If x/3 = 8, what is the value of x - 5?

1. SIMPLIFY the given equation to find x

• Given: \(\frac{\mathrm{x}}{3} = 8\)
• To isolate x, multiply both sides by 3:
  • \(\frac{\mathrm{x}}{3} \times 3 = 8 \times 3\)
  • \(\mathrm{x} = 24\)

2. INFER what the problem is actually asking for

• The question asks for "the value of x - 5"
• Now that we know \(\mathrm{x} = 24\), we need to calculate \(\mathrm{x} - 5\)

3. SIMPLIFY the final expression

• Substitute \(\mathrm{x} = 24\) into \(\mathrm{x} - 5\):
  • \(\mathrm{x} - 5 = 24 - 5 = 19\)

Answer: 19

Why Students Usually Falter on This Problem

Most Common Error Path:

Weak SIMPLIFY execution: Students correctly identify that they need to multiply both sides by 3, but make arithmetic errors.
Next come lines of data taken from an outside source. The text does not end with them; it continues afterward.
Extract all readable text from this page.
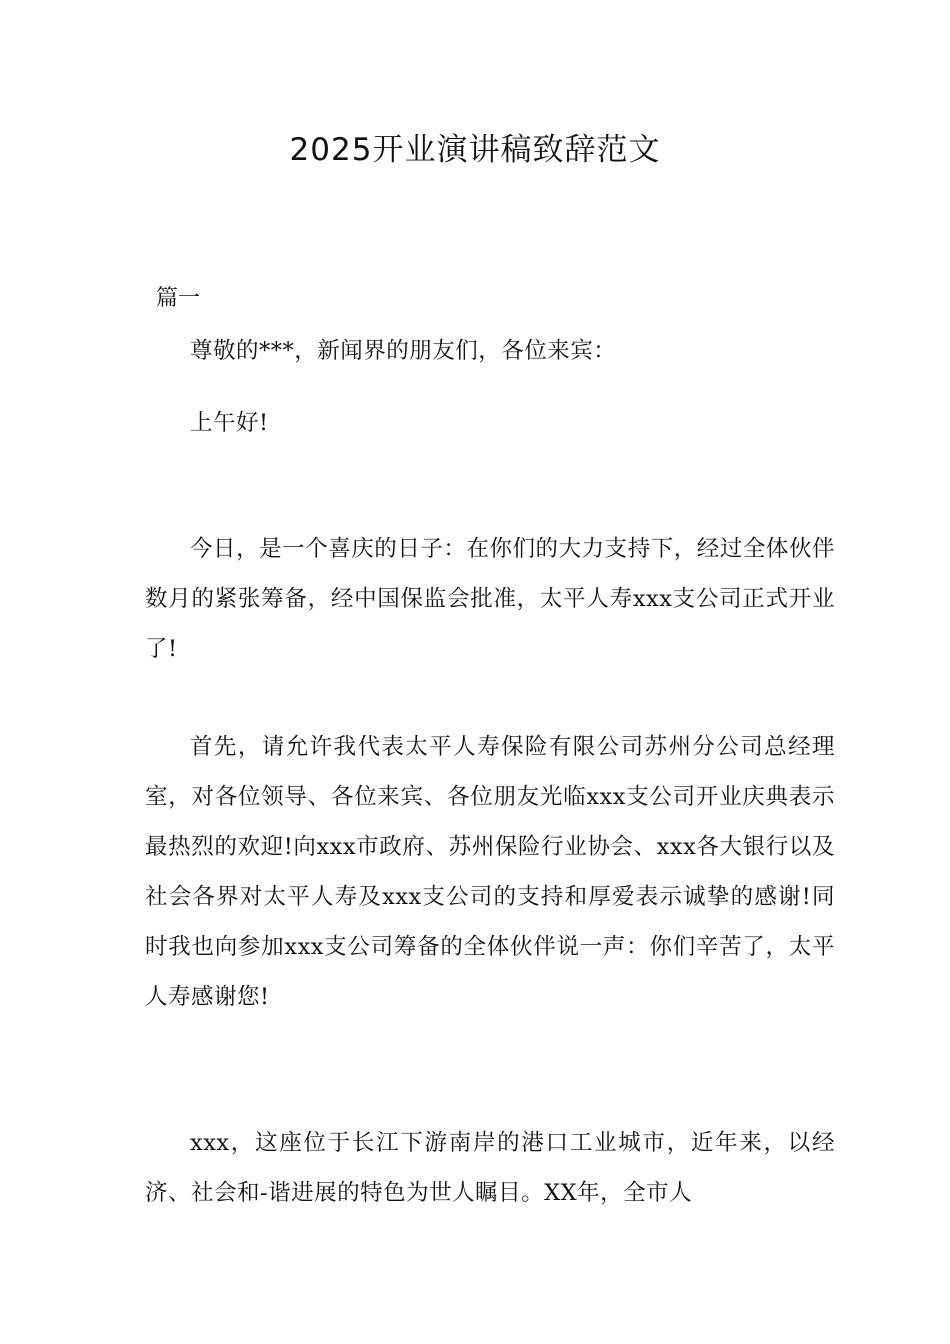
2025开业演讲稿致辞范文
篇一

尊敬的***，新闻界的朋友们，各位来宾：

上午好!

今日，是一个喜庆的日子：在你们的大力支持下，经过全体伙伴数月的紧张筹备，经中国保监会批准，太平人寿xxx支公司正式开业了!

首先，请允许我代表太平人寿保险有限公司苏州分公司总经理室，对各位领导、各位来宾、各位朋友光临xxx支公司开业庆典表示最热烈的欢迎!向xxx市政府、苏州保险行业协会、xxx各大银行以及社会各界对太平人寿及xxx支公司的支持和厚爱表示诚挚的感谢!同时我也向参加xxx支公司筹备的全体伙伴说一声：你们辛苦了，太平人寿感谢您!

xxx，这座位于长江下游南岸的港口工业城市，近年来，以经济、社会和-谐进展的特色为世人瞩目。XX年，全市人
They might calculate \(8 \times 3\) incorrectly (getting 21 instead of 24) or make a subtraction error with \(24 - 5\). If they get \(\mathrm{x} = 21\), they would calculate \(21 - 5 = 16\), leading them to select Choice B (16).

Second Most Common Error:

Poor INFER reasoning: Students solve correctly for \(\mathrm{x} = 24\), but then answer with just the value of x instead of \(\mathrm{x} - 5\).

They stop after finding \(\mathrm{x} = 24\) and don't recognize that the problem asks for \(\mathrm{x} - 5\), not just x. This leads them to select Choice D (24).

The Bottom Line:

This is a straightforward two-step problem, but success requires both careful arithmetic execution and attention to exactly what the question is asking for. Students must resist the temptation to stop once they find x.